Sanjay Rajkot (Salman Khan) is not merely a businessman; he is also a figure of near-mythic reverence in his hometown of Rajkot, Gujarat. Known to the people as Sikandar, he commands unwavering loyalty, his influence towering over the region like a benevolent messiah. He has a caring and doting wife, Saisri (Rashmika Mandanna), who cares for his safety. While traveling in business class on a flight, he saves a woman from being molested by a spoiled minister’s son, Arjun (Prateik Babbar). Incensed by his son’s humiliation, Minister Rakesh Pradhan (Sathyaraj), who resides in Mumbai, dispatches his enforcer, Inspector Prakash (Kishore), to bring Sanjay to his knees. But the people’s loyalty protects Sanjay, leaving the police force, led by Prakash, powerless. However, fate, or rather, the script’s insistence on forced escalation, forces Sanjay to Mumbai, where his clash with Pradhan intensifies, drawing in individuals from different walks of life. What follows is a predictable battle of power and vengeance, culminating in an operatic conflict that strains both plausibility and patience.
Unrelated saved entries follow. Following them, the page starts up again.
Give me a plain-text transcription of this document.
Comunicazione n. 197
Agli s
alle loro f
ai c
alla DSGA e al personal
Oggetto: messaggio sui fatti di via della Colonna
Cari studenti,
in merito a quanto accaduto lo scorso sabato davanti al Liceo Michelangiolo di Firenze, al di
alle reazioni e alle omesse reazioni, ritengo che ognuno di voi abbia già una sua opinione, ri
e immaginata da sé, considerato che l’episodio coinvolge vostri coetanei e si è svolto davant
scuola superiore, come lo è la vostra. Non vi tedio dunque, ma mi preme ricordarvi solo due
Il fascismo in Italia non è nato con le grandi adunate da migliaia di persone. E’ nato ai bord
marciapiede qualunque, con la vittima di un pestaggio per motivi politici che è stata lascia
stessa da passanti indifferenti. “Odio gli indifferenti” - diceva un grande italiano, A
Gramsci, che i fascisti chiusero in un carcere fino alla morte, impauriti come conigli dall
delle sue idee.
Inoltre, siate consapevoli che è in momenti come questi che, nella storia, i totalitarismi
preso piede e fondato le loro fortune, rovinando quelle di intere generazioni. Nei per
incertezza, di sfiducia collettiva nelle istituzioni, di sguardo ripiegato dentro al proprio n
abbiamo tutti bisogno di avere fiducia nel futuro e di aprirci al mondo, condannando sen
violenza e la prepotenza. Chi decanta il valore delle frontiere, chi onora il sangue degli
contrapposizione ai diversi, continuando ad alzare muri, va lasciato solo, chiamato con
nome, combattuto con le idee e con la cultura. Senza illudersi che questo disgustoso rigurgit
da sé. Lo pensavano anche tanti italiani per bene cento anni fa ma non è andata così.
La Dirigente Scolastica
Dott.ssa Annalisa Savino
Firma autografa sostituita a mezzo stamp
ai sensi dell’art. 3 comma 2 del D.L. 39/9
Laden with bombastic action, hollow dramatics, and a narrative that barely holds together, Sikandar is less a film than a bloated exercise in self-indulgence. It wastes no time in introducing its hero. Within the first five minutes, Sanjay is mid-air, engaged in a fistfight. There’s no buildup, no sense of escalation, just an abrupt descent into excess that sets the tone for the next two and a half hours. The film operates on the assumption that Khan’s screen presence alone can sustain engagement, sidestepping coherence, originality, and even the most basic dramatic stakes. Among its many missteps, one of the most glaring is its failure to establish any emotional weight in Sanjay’s relationship with his wife, Saisri. In one scene, she excitedly finishes a painting, eager to show it to her husband, only for Sanjay to dismiss her outright. When a caretaker asks if this upsets her, she launches into a reverential monologue about what a great man he is. Scene after scene unfolds in this fashion as at every turn, Sikandar reduces its protagonist to a God-like caricature and its audience to passive spectators of recycled bombast.
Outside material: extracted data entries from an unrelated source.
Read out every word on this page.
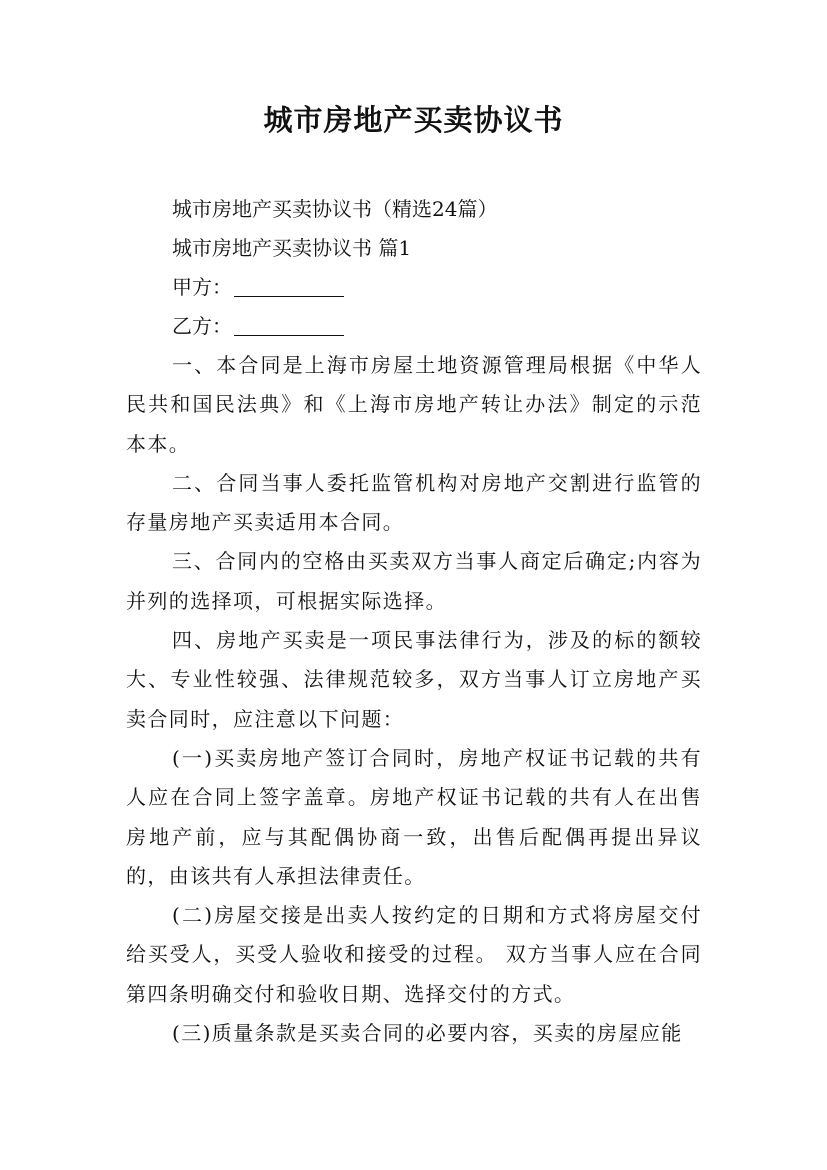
城市房地产买卖协议书
城市房地产买卖协议书（精选24篇）
城市房地产买卖协议书 篇1
甲方：
乙方：
一、本合同是上海市房屋土地资源管理局根据《中华人民共和国民法典》和《上海市房地产转让办法》制定的示范本本。
二、合同当事人委托监管机构对房地产交割进行监管的存量房地产买卖适用本合同。
三、合同内的空格由买卖双方当事人商定后确定;内容为并列的选择项，可根据实际选择。
四、房地产买卖是一项民事法律行为，涉及的标的额较大、专业性较强、法律规范较多，双方当事人订立房地产买卖合同时，应注意以下问题：
(一)买卖房地产签订合同时，房地产权证书记载的共有人应在合同上签字盖章。房地产权证书记载的共有人在出售房地产前，应与其配偶协商一致，出售后配偶再提出异议的，由该共有人承担法律责任。
(二)房屋交接是出卖人按约定的日期和方式将房屋交付给买受人，买受人验收和接受的过程。 双方当事人应在合同第四条明确交付和验收日期、选择交付的方式。
(三)质量条款是买卖合同的必要内容，买卖的房屋应能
Performance-wise, Sikandar is entirely built around Salman Khan. He adds nothing to the film as he moves through the film with the same tired mannerisms, offering little beyond self-parody. The supporting cast is similarly wasted. Sharman Joshi is relegated to blind devotion, Prateik Babbar overacts at every turn, Sathyaraj is reduced to a cartoonish villain while Kishore delivers a performance so flat it barely registers. As for the female cast—Rashmika Mandanna, Kajal Aggarwal, and Anjini Dhawan—they serve no purpose beyond shedding tears, delivering lines of adulation, and occasionally breaking into song.
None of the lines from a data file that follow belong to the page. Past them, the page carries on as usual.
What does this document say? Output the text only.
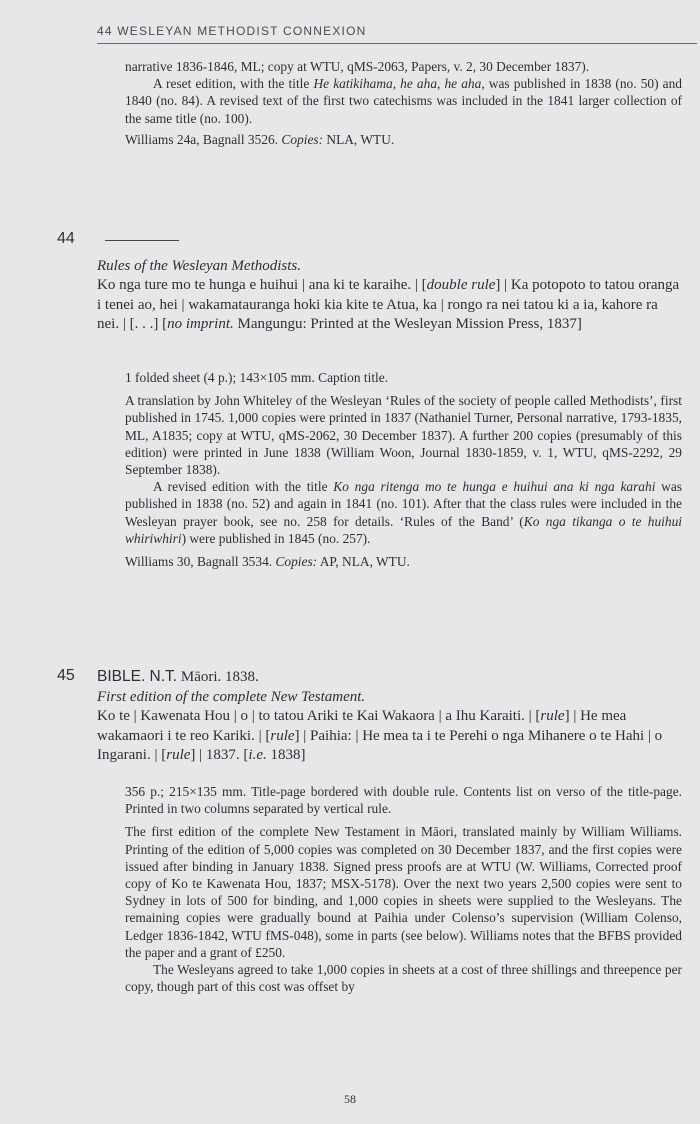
44 WESLEYAN METHODIST CONNEXION

narrative 1836-1846, ML; copy at WTU, qMS-2063, Papers, v. 2, 30 December 1837).

A reset edition, with the title He katikihama, he aha, he aha, was published in 1838 (no. 50) and 1840 (no. 84). A revised text of the first two catechisms was included in the 1841 larger collection of the same title (no. 100).

Williams 24a, Bagnall 3526. Copies: NLA, WTU.

44

Rules of the Wesleyan Methodists.

Ko nga ture mo te hunga e huihui | ana ki te karaihe. | [double rule] | Ka potopoto to tatou oranga i tenei ao, hei | wakamatauranga hoki kia kite te Atua, ka | rongo ra nei tatou ki a ia, kahore ra nei. | [. . .] [no imprint. Mangungu: Printed at the Wesleyan Mission Press, 1837]

1 folded sheet (4 p.); 143×105 mm. Caption title.

A translation by John Whiteley of the Wesleyan ‘Rules of the society of people called Methodists’, first published in 1745. 1,000 copies were printed in 1837 (Nathaniel Turner, Personal narrative, 1793-1835, ML, A1835; copy at WTU, qMS-2062, 30 December 1837). A further 200 copies (presumably of this edition) were printed in June 1838 (William Woon, Journal 1830-1859, v. 1, WTU, qMS-2292, 29 September 1838).

A revised edition with the title Ko nga ritenga mo te hunga e huihui ana ki nga karahi was published in 1838 (no. 52) and again in 1841 (no. 101). After that the class rules were included in the Wesleyan prayer book, see no. 258 for details. ‘Rules of the Band’ (Ko nga tikanga o te huihui whiriwhiri) were published in 1845 (no. 257).

Williams 30, Bagnall 3534. Copies: AP, NLA, WTU.

45 BIBLE. N.T. Māori. 1838.

First edition of the complete New Testament.

Ko te | Kawenata Hou | o | to tatou Ariki te Kai Wakaora | a Ihu Karaiti. | [rule] | He mea wakamaori i te reo Kariki. | [rule] | Paihia: | He mea ta i te Perehi o nga Mihanere o te Hahi | o Ingarani. | [rule] | 1837. [i.e. 1838]

356 p.; 215×135 mm. Title-page bordered with double rule. Contents list on verso of the title-page. Printed in two columns separated by vertical rule.

The first edition of the complete New Testament in Māori, translated mainly by William Williams. Printing of the edition of 5,000 copies was completed on 30 December 1837, and the first copies were issued after binding in January 1838. Signed press proofs are at WTU (W. Williams, Corrected proof copy of Ko te Kawenata Hou, 1837; MSX-5178). Over the next two years 2,500 copies were sent to Sydney in lots of 500 for binding, and 1,000 copies in sheets were supplied to the Wesleyans. The remaining copies were gradually bound at Paihia under Colenso’s supervision (William Colenso, Ledger 1836-1842, WTU fMS-048), some in parts (see below). Williams notes that the BFBS provided the paper and a grant of £250.

The Wesleyans agreed to take 1,000 copies in sheets at a cost of three shillings and threepence per copy, though part of this cost was offset by

58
Technically, Sikandar operates only to glorify Salman Khan, even in moments meant to suggest vulnerability. S Tirru’s cinematography frames him in a perpetual halo of heroism, reducing every scene to an exercise in deification rather than visual storytelling. The editing by Vivek Harshan is so erratic that it’s difficult to determine whether the blame lies in his inability to establish a rhythm or the inherent flaws in the filming. Even the action sequences – typically the saving grace of such star vehicles – fail to generate any real pulse. They exist merely as obligatory set pieces, much like the film’s random song-and-dance numbers. Pritam’s soundtrack only reinforces the sense that every element here is a filler, strung together in service of so-called spectacle.
Since 2024, the practice of re-releasing older Hindi films has become a stopgap measure to keep theaters running amid dwindling new releases. Sikandar only reinforces why such a trend will continue. It doesn’t merely disappoint, it exemplifies the creative stagnation of an industry. In the end, it is more a bloated relic of a bygone era and little else.